The UNDP Regional Dialogue was not an endpoint but a milestone in RFLD’s ongoing commitment to ensuring African women’s digital rights and safety. Since our founding on January 1, 2012, we have worked to strengthen communities and advance gender justice, human rights, and civic spaces across sub-Saharan Africa. Digital environments are now central to all these areas—civic spaces are increasingly digital, gender justice requires digital safety, and human rights include digital rights.
As we move forward from this important dialogue, RFLD commits to:
Continuing and expanding our digital security training for young women and women human rights defenders across our networks.
Intensifying our advocacy with governments, regional bodies, and international institutions for comprehensive legal frameworks and platform accountability.
Strengthening our coalitions with sister organizations across Africa working on digital rights, women’s rights, and freedom of expression.
Supporting survivors through our sub-grants program and partnerships with legal aid and psychosocial support providers.
Building evidence through documentation and research on digital violence patterns, impacts, and effective responses in African contexts.
Amplifying young women’s voices in policy discussions and ensuring that those most affected by digital violence shape the solutions.
Developing innovative approaches to digital literacy, online organizing, and safe platform alternatives that center African women’s needs and values.
Holding all stakeholders accountable for their commitments to ending digital violence against women and girls.
We close with an invitation to solidarity.

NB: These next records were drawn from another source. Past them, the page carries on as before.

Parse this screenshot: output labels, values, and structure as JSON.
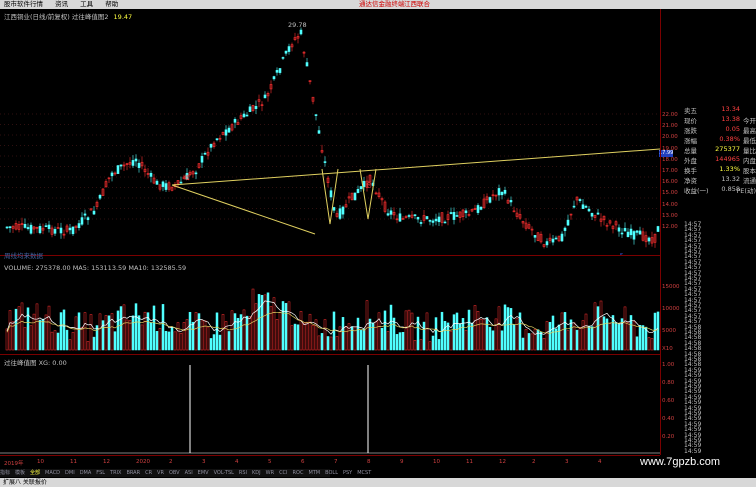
{
  "menu": {
    "items": [
      "股市软件行情",
      "资讯",
      "工具",
      "帮助"
    ],
    "promo_left": "通达信金融终端",
    "promo_right": "江西联合"
  },
  "main_chart": {
    "title": "江西铜业(日线/前复权) 过往峰值图2",
    "title_value": "19.47",
    "peak_label": "29.78",
    "bottom_label": "周线均来数据",
    "price_tag": "17.99",
    "axis_labels": [
      "22.00",
      "21.00",
      "20.00",
      "19.00",
      "18.00",
      "17.00",
      "16.00",
      "15.00",
      "14.00",
      "13.00",
      "12.00"
    ],
    "marker_labels": [
      "增",
      "仓"
    ],
    "small_tag": "S"
  },
  "volume_chart": {
    "title": "VOLUME: 275378.00  MA5: 153113.59  MA10: 132585.59",
    "axis_labels": [
      "15000",
      "10000",
      "5000"
    ],
    "unit_label": "X10"
  },
  "indicator_chart": {
    "title": "过往峰值图  XG: 0.00",
    "axis_labels": [
      "1.00",
      "0.80",
      "0.60",
      "0.40",
      "0.20"
    ]
  },
  "quote": {
    "rows": [
      {
        "k": "卖五",
        "v": "13.34",
        "x": ""
      },
      {
        "k": "现价",
        "v": "13.38",
        "x": "今开"
      },
      {
        "k": "涨跌",
        "v": "0.05",
        "x": "最高"
      },
      {
        "k": "涨幅",
        "v": "0.38%",
        "x": "最低"
      },
      {
        "k": "总量",
        "v": "275377",
        "x": "量比"
      },
      {
        "k": "外盘",
        "v": "144965",
        "x": "内盘"
      },
      {
        "k": "换手",
        "v": "1.33%",
        "x": "股本"
      },
      {
        "k": "净资",
        "v": "13.32",
        "x": "流通"
      },
      {
        "k": "收益(一)",
        "v": "0.858",
        "x": "PE(动)"
      }
    ],
    "colors": {
      "up": "#ff4040",
      "down": "#40ff40",
      "vol": "#ffff40"
    }
  },
  "ticks": {
    "times": [
      "14:57",
      "14:57",
      "14:57",
      "14:57",
      "14:57",
      "14:57",
      "14:57",
      "14:57",
      "14:57",
      "14:57",
      "14:57",
      "14:57",
      "14:57",
      "14:57",
      "14:57",
      "14:57",
      "14:57",
      "14:57",
      "14:57",
      "14:58",
      "14:58",
      "14:58",
      "14:58",
      "14:58",
      "14:58",
      "14:58",
      "14:58",
      "14:59",
      "14:59",
      "14:59",
      "14:59",
      "14:59",
      "14:59",
      "14:59",
      "14:59",
      "14:59",
      "14:59",
      "14:59",
      "14:59",
      "14:59",
      "14:59",
      "14:59",
      "14:59"
    ]
  },
  "date_axis": [
    "2019年",
    "10",
    "11",
    "12",
    "2020",
    "2",
    "3",
    "4",
    "5",
    "6",
    "7",
    "8",
    "9",
    "10",
    "11",
    "12",
    "2",
    "3",
    "4"
  ],
  "tabs": [
    "指标",
    "模板",
    "全部",
    "MACD",
    "DMI",
    "DMA",
    "FSL",
    "TRIX",
    "BRAR",
    "CR",
    "VR",
    "OBV",
    "ASI",
    "EMV",
    "VOL-TSL",
    "RSI",
    "KDJ",
    "WR",
    "CCI",
    "ROC",
    "MTM",
    "BOLL",
    "PSY",
    "MCST"
  ],
  "status": "扩展八  关联报价",
  "watermark": "www.7gpzb.com"
}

Ending digital violence against African women and girls requires all of us—organizations, activists, governments, platforms, donors, researchers, journalists, artists, and the millions of African women and allies who believe that another digital world is possible.
If you are a young woman or girl facing digital violence, know that you are not alone and it is not your fault. Organizations like RFLD and our partners are here to support you. If you are an activist or organization working on these issues, reach out to us for partnership, coalition building, and mutual support. If you are a donor or funder, invest in African women’s digital rights organizations with flexible, long-term, and survivor-centered funding. If you are a policymaker, consult with and genuinely listen to feminist organizations as you develop digital policies. If you are a platform employee, use your position to advocate for better protection of African women users. If you are a journalist, report on digital violence with sensitivity and accuracy that centers survivors’ voices while avoiding sensationalism.
Together, we can build the digital spaces our daughters deserve—spaces where they can learn without harassment, work without threats, organize without surveillance, create without violation, and lead without punishment. This is not just a dream; it is a commitment, a strategy, and an achievable future.
The future is feminist. The future is African. The future is digital. And the future begins with ending digital violence now.
RFLD
Founded in 2012, the Réseau des Femmes Leaders pour le Développement (RFLD), the African Feminist Hub is a pan-African organization based in West Africa, representing thousands of women human rights defenders across sub-Saharan Africa. We strengthen communities and advance gender justice, human rights, and civic spaces through seven integrated programs: civil society strengthening, individual and community empowerment, women’s rights promotion, civil liberties protection, digital/civic/media environment reinforcement, sub-grants for gender justice, and organizational capacity building.